Wanted on multiple counts of unethical human experimentation.
WANTED:
DEAD


Varuun ghosted through the side passage, emerging behind a line of scorched machinery that overlooked the troopers from an elevated maintenance corridor. From his vantage point, the two farthest soldiers stood near an old access terminal, their backs half-turned, their attention fixed on the corridor ahead. He moved without hesitation.

He dropped silently behind the first trooper, one hand seizing the man's helmet from behind while the other drove a vibroblade up beneath the chestplate, through the soft synth-weave gap. The weapon whispered as it punctured, vibrating once before Varuun yanked it free and let the body slump silently against the wall. The second turned too late.

The Mandalorian struck him like a hammer. He slammed into the trooper's back, knocking him forward into the console. The helmet cracked the edge with a sharp crunch. Varuun spun, blade flashing once across the throat, severing the voice modulator with surgical precision. The body twitched and fell.

But the silence broke.

The remaining two had already turned. One shouted something indecipherable as a blaster roared to life. Red bolts lit the gloom, screaming past Varuun as he vaulted the railing and dropped into the corridor proper. The other trooper moved to flank, shouting into a comm unit. This was no ambush now.

Varuun fired once mid-fall, his carbine sending a bolt into the first trooper's shoulder. Armor cracked. The soldier stumbled. The second came at him hard, rifle raised, but the Mandalorian closed the distance before the shot landed. The barrel swung, but Varuun caught it, twisting the weapon aside with brute force. His armored knee drove up into the trooper's stomach, lifting him from the ground and slamming him into the wall.

The first trooper recovered, drawing a vibrodagger and lunging. The blade scraped across Varuun's chestplate, leaving a shallow gouge. The Mandalorian turned, caught the attacker's wrist, and drove his head forward. The beskar helmet cracked against the soldier's visor with a sickening crunch. The dagger clattered to the floor.

The last trooper roared and tackled him from behind, slamming him against a rusted pillar. Sparks flew as they grappled. Varuun twisted, elbowed the man in the ribs, then drove him backward through a rack of overturned chairs and debris. The soldier hit the floor hard, disoriented, and Varuun did not give him the chance to rise. He raised his gauntlet and brought it down with all the weight of a silent fury. Once. Twice. The fight ended in a wet, final silence.

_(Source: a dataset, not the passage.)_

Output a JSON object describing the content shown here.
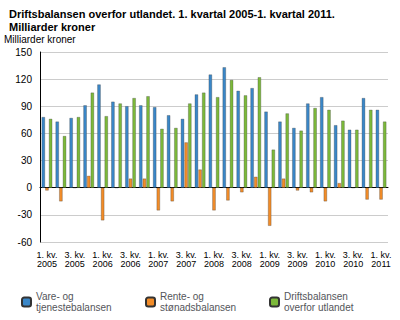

Varuun stood over the bodies, chest rising and falling in quiet rhythm. His armor was dented. A shallow burn scorched his left vambrace. Blood, some of his, most not, streaked across his chestplate. He scanned the corridor again. No movement. No voices. Only the thick scent of ozone and death.

He knew more would come. The sound of combat would travel. But he had no intention of retreating.

Krex was here. He could feel it. And Varuun Rekaal had never come this far to leave a hunt unfinished.